Die Bundesregierung sieht bislang jedoch keinen Handlungsbedarf. Die Grünen/Bündnis 90 haben sich des Themas angenommen und für den 8. Juni 2015 ein Fachgespräch im Bundestag angestossen. Dabei dreht es sich um die Frage, ob Glyphosat krebserregend ist. Unter dem Titel „Krebs durch Glyphosat – wie gefährlich ist das Pflanzengift?“ lädt die Grüne Fraktion in den Deutschen Bundestag in Berlin von 11:00 bis 14:30 Uhr zum großen Fachgespräch ein. Teilnehmen können alle Interessierten. Hier geht es zum Programm und zur Anmeldung klick hier! (bis 3.6.)
Glyphosat und die Wasserwirtschaft
Das Gute vorweg: Laut einer Studie (klick hier!) des Landesamtes für Natur, Umwelt und Verbraucherschutz Nordrhein-Westfalen (LANUV) aus dem Jahre 2013 ist ein akuter, aus Überschreitungen von Qualitätszielen begründbarer landesweiter Handlungsbedarf bei Glyphosat für NRW nicht ableitbar. Die Auswertung von ca. 260 validen Grundwasser-Analysen des LANUV aus den Jahren 2006-2011 auf Glyphosat ergibt kein besorgniserregendes Belastungsbild für NRW und auch keine Hinweise auf signifikant ansteigende Belastungen. Ein aus den Überwachungsergebnissen ableitbarer landesweit akuter Handlungsbedarf ist für NRW nicht gegeben. In Flusseinzugsgebieten mit hohem Abwasseranteil, wie z.B. Emscher und Niers, lässt sich Glyphosat mit höherer Wahrscheinlichkeit und höheren Konzentrationen nachweisen.

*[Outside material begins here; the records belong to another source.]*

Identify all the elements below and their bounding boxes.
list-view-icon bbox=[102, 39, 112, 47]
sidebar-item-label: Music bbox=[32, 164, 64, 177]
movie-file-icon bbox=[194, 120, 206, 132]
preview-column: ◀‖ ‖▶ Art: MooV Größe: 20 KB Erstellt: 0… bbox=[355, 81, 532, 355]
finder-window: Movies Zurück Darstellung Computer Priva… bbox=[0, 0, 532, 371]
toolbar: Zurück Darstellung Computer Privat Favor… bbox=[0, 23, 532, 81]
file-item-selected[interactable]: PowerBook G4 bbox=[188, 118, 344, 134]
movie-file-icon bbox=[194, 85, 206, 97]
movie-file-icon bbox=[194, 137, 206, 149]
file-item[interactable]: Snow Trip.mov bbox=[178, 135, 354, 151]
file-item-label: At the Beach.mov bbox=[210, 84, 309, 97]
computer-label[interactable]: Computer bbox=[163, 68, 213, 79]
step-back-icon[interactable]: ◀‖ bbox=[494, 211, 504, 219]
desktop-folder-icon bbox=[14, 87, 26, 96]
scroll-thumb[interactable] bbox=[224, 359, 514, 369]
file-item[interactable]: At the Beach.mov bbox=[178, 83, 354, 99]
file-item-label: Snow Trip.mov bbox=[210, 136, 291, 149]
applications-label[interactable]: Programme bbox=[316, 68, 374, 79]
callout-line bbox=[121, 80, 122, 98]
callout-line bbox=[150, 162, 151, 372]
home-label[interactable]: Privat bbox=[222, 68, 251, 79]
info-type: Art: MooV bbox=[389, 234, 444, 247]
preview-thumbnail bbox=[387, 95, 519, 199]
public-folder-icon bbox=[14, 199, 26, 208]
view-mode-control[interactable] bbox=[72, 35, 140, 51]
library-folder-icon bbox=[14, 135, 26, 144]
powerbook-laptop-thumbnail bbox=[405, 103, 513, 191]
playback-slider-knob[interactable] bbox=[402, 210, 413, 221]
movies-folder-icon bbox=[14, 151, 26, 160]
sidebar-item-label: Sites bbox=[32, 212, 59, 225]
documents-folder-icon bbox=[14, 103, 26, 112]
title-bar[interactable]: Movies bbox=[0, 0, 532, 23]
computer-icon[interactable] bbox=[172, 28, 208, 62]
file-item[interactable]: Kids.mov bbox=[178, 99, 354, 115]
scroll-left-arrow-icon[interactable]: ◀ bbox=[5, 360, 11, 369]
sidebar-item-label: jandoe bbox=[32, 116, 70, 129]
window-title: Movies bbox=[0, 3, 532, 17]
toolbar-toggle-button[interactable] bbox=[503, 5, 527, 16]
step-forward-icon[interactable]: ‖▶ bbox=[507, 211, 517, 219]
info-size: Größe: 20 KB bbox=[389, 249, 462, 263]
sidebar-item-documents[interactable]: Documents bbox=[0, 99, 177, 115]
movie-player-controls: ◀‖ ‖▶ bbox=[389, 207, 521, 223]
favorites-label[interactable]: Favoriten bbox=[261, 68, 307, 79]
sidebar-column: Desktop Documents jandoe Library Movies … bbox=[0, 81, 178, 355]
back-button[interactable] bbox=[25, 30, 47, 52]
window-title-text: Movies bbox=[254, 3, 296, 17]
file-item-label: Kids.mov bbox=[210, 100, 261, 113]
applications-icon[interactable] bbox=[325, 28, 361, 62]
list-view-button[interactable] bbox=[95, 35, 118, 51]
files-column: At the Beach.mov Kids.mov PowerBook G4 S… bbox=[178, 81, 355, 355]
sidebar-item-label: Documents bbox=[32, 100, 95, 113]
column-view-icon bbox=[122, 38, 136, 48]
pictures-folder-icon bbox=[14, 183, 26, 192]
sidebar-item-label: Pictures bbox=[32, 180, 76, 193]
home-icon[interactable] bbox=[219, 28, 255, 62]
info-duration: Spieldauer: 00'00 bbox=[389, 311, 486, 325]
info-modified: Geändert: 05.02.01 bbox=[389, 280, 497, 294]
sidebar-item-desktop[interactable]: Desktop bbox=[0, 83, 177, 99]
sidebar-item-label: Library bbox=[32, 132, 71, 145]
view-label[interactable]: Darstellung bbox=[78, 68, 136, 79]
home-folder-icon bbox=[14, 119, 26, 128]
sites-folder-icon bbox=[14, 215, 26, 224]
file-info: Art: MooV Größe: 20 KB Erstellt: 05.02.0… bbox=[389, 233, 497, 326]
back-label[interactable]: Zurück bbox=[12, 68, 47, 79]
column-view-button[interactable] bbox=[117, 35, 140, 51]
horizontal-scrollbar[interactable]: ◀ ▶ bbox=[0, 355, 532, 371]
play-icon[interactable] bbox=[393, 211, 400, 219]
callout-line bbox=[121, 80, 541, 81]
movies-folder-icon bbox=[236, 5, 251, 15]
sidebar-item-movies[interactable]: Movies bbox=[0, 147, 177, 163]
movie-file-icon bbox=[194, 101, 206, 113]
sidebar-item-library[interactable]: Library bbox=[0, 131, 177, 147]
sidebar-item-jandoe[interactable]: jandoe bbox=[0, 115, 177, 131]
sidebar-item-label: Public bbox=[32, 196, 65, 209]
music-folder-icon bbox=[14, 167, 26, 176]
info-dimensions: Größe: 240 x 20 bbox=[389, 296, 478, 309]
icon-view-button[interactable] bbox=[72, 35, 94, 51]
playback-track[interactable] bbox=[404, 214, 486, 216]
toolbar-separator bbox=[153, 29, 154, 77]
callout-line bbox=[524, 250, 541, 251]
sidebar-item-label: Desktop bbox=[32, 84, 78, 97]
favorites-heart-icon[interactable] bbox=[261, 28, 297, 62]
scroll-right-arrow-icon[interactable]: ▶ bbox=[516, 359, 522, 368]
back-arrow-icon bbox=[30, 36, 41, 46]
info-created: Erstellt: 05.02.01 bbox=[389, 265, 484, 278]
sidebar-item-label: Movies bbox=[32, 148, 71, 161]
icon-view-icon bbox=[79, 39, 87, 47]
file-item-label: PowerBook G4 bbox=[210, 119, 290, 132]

Im Emschereinzugsgebiet wird der präventive Vorsorgewert von 0,1 Mikrogramm je Liter (μg/l) zur Bewertung von Herbizidbelastungen mit den dort gefundenen Jahresmittelwerten zwischen 0,16 und 0,39 μg/l (2010) dagegen überschritten. Das LANUV kommt zu der Empfehlung, dass die Belastungsentwicklung des Niers- bzw. Emschersystems weiter beobachtet werden muss, da hier der präventive Vorsorgewert von 0,1 μg/l nicht eingehalten wird. Minderungsmaßnahmen an regionalen Belastungsschwerpunkten können vermutlich nur durch Beschränkung des Einsatzes von Glyphosat im häuslichen Bereich und/oder durch Nachrüstung der betroffenen kommunalen Kläranlagen mit geeigneten Aufbereitungsmethoden erreicht werden. Hier könnte die so genannte 4. Reinigungsstufe bei Kläranlagen Abhilfe leisten.
Der Handel reagiert
Während die Landwirtschaft ihre Ausbringungsverfahren immer weiter verfeinert, hat der Einsatz von Glyphosat in öffentlichen Einrichtungen und in privaten Gärten zugenommen. Dass die Hobbygärtner und „Zierpflanzenschützer“ versuchen, dem Unkraut mit der chemischen Keule beizukommen, wird von vielen Umweltgruppen kritisiert. Der Handel reagiert auf diese öffentliche Diskussion. Baumärkte wie toom haben nach Presseberichten angekündigt, glyphosathaltige Pflanzenschutzmittel aus den Regalen zu nehmen, obwohl der Wirkstoff von der EU weiterhin als unbedenklich eingestuft wird. Auch in der Schweiz nehmen die führenden Handelsgruppen Migros und Coop glyphosathaltige Produkte aus dem Sortiment.
Ermöglicht TTIP die kalte Zulassung von Glyphosat?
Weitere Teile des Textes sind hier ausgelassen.